The heavy oak door closed without a sound, as it had opened. Lady Muriel went up the stairway. She had nothing to put down. The only thing she carried was a purse, and lest it should appear suggestive—as of one coming with his empty wallet in his hand—she tucked the gold mesh into the bosom of her jacket.
The door to the drawing room was partly open, and as Lady Muriel approached the top of the stair she heard the voices of two men in an eager colloquy; a smart English accent from the world that she was so desperately endeavoring to remain in, and a voice that paused and was unhurried. But they were both eager, as I have written, as though commonly impulsed by an unusual concern.
And now that she was near, Lady Muriel realized that the conversation was not low or under uttered. The smart voice was, in fact, loud and incisive. It was the heavy house that reduced the sounds. In fact, the conversation was keyed up. The two men were excited about something.
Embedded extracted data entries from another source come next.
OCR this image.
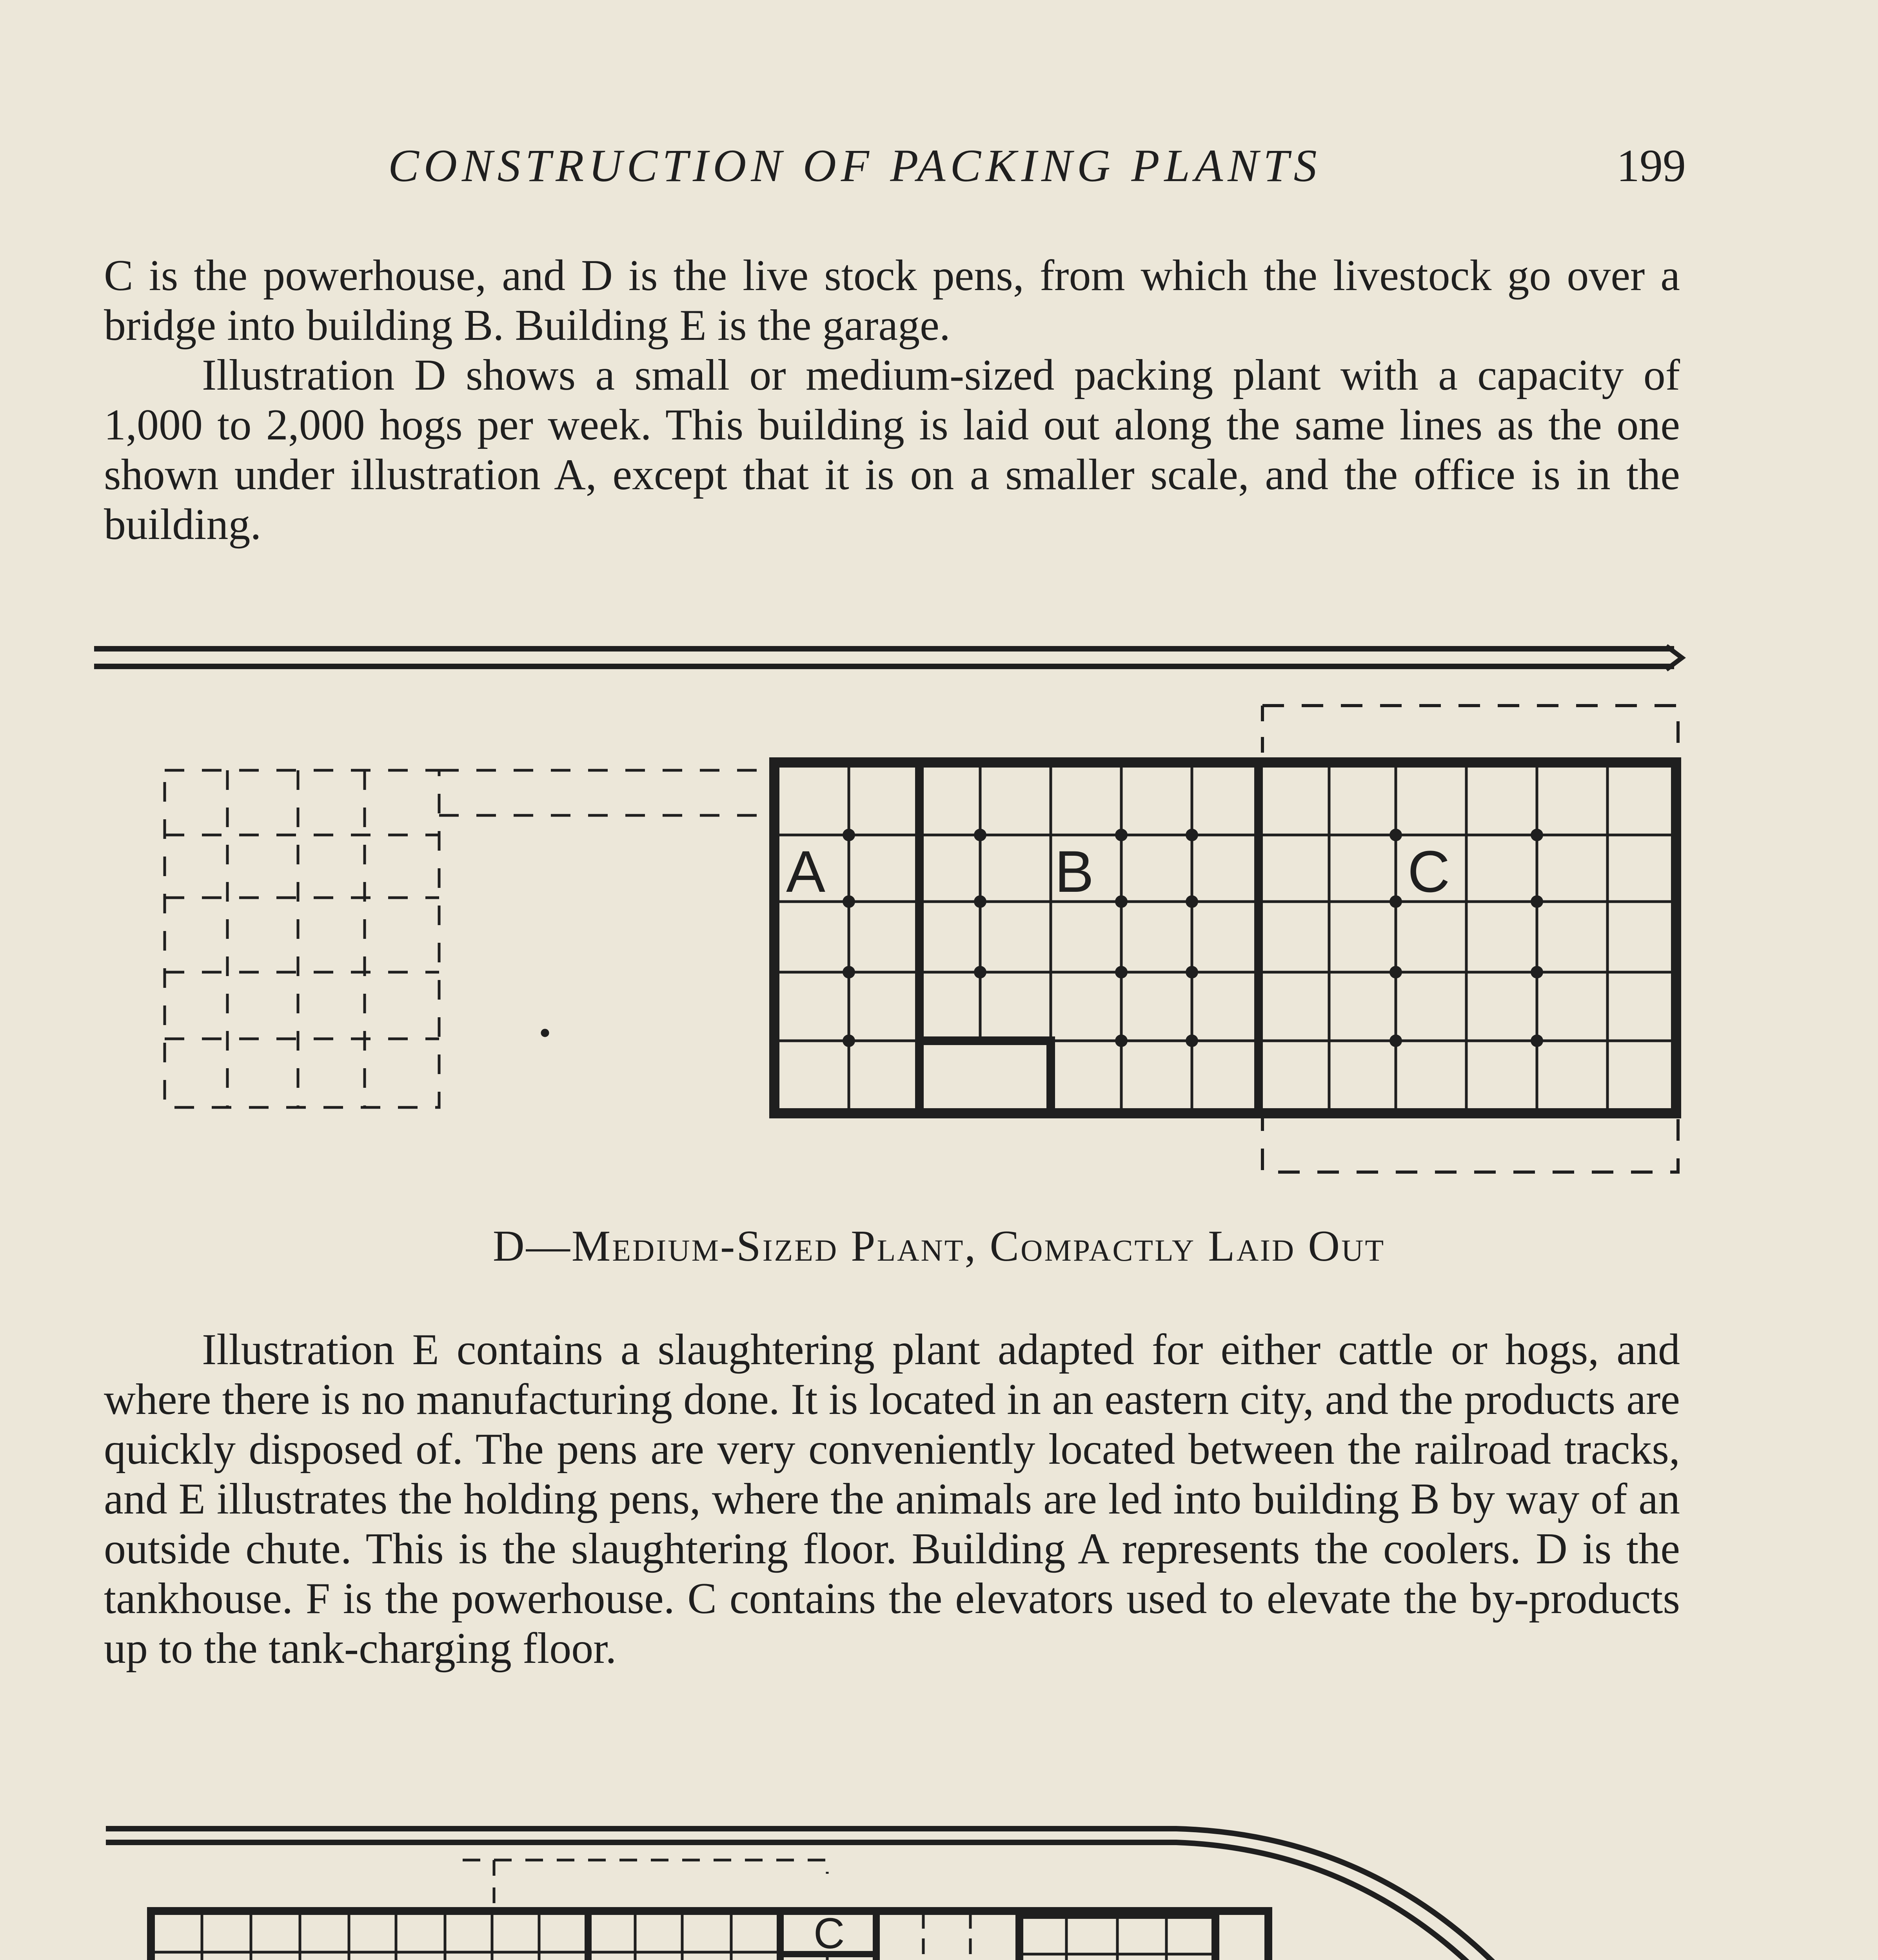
CONSTRUCTION OF PACKING PLANTS	199

C is the powerhouse, and D is the live stock pens, from which the livestock go over a bridge into building B. Building E is the garage.

Illustration D shows a small or medium-sized packing plant with a capacity of 1,000 to 2,000 hogs per week. This building is laid out along the same lines as the one shown under illustration A, except that it is on a smaller scale, and the office is in the building.

A	B	C
D—Medium-Sized Plant, Compactly Laid Out

Illustration E contains a slaughtering plant adapted for either cattle or hogs, and where there is no manufacturing done. It is located in an eastern city, and the products are quickly disposed of. The pens are very conveniently located between the railroad tracks, and E illustrates the holding pens, where the animals are led into building B by way of an outside chute. This is the slaughtering floor. Building A represents the coolers. D is the tankhouse. F is the powerhouse. C contains the elevators used to elevate the by-products up to the tank-charging floor.

C
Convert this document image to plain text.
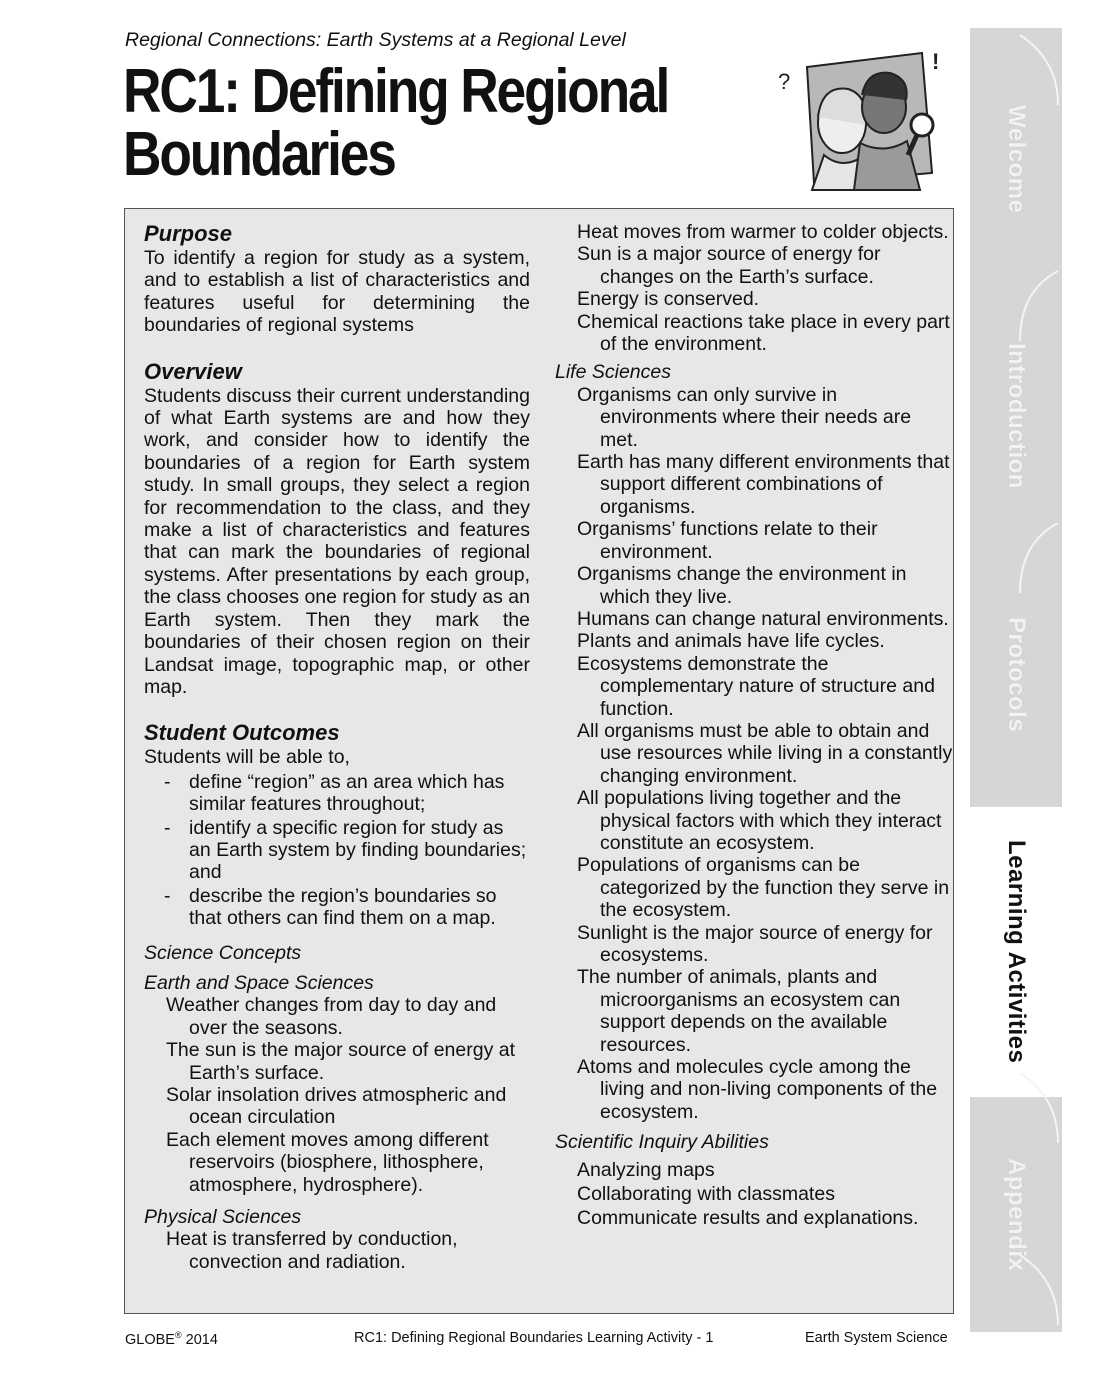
Regional Connections: Earth Systems at a Regional Level
RC1: Defining Regional
Boundaries
?
!

Purpose

To identify a region for study as a system, and to establish a list of characteristics and features useful for determining the boundaries of regional systems

Overview

Students discuss their current understanding of what Earth systems are and how they work, and consider how to identify the boundaries of a region for Earth system study. In small groups, they select a region for recommendation to the class, and they make a list of characteristics and features that can mark the boundaries of regional systems. After presentations by each group, the class chooses one region for study as an Earth system. Then they mark the boundaries of their chosen region on their Landsat image, topographic map, or other map.

Student Outcomes

Students will be able to,

- define “region” as an area which has similar features throughout;
- identify a specific region for study as an Earth system by finding boundaries; and
- describe the region’s boundaries so that others can find them on a map.

Science Concepts

Earth and Space Sciences

Weather changes from day to day and over the seasons.

The sun is the major source of energy at Earth’s surface.

Solar insolation drives atmospheric and ocean circulation

Each element moves among different reservoirs (biosphere, lithosphere, atmosphere, hydrosphere).

Physical Sciences

Heat is transferred by conduction, convection and radiation.

Heat moves from warmer to colder objects.

Sun is a major source of energy for changes on the Earth’s surface.

Energy is conserved.

Chemical reactions take place in every part of the environment.

Life Sciences

Organisms can only survive in environments where their needs are met.

Earth has many different environments that support different combinations of organisms.

Organisms’ functions relate to their environment.

Organisms change the environment in which they live.

Humans can change natural environments.

Plants and animals have life cycles.

Ecosystems demonstrate the complementary nature of structure and function.

All organisms must be able to obtain and use resources while living in a constantly changing environment.

All populations living together and the physical factors with which they interact constitute an ecosystem.

Populations of organisms can be categorized by the function they serve in the ecosystem.

Sunlight is the major source of energy for ecosystems.

The number of animals, plants and microorganisms an ecosystem can support depends on the available resources.

Atoms and molecules cycle among the living and non-living components of the ecosystem.

Scientific Inquiry Abilities

Analyzing maps

Collaborating with classmates

Communicate results and explanations.

GLOBE® 2014	RC1: Defining Regional Boundaries Learning Activity - 1	Earth System Science
Welcome
Introduction
Protocols
Learning Activities
Appendix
A sentence arrested the woman's advancing feet.
“My word! Bramwell, if some one should go there and bring the things out, he would make a fortune, and would be famous. Nobody ever believed these stories.”
“There was Le Petit, Sir Godfrey,” replied the deliberate voice. “He declared over his signature that he had seen them.”
“But who believed Le Petit,” continued the other. “The world took him to be a French imaginist like Chateaubriand... who the devil, Bramwell, supposed there was any truth in this old story? But by gad, sir, it's true! The water color shows it, and if you turn it over you will see that the map on the back of it gives the exact location of the spot. It's all exact work, even the fine lines of the map have the bearings indicated. The man who made that water color, and the drawing on the back of it, had been on the spot.
“Of course, we don't know conclusively who made it. Tony had gone in from the West coast after big game, and he found the thing put up as a sort of fetish in a devil house. It was one of the tribes near the Karamajo range. As I told you, we have only Tony's diary for it. I found the thing among his effects after he was killed in Flanders. It's pretty certain Tony did not understand the water color. There was only this single entry in the diary about how he found it, and a query in pencil.
“My word! if he had understood the water color, he would have beaten over every foot of Africa to Lake Leopold. And it would have been the biggest find of his time. Gad! what a splash he'd have made! But he never had any luck, the beggar... stopped a German bullet in the first week out.
“Now, how the devil, Bramwell, do you suppose that water color got into a native medicine house?”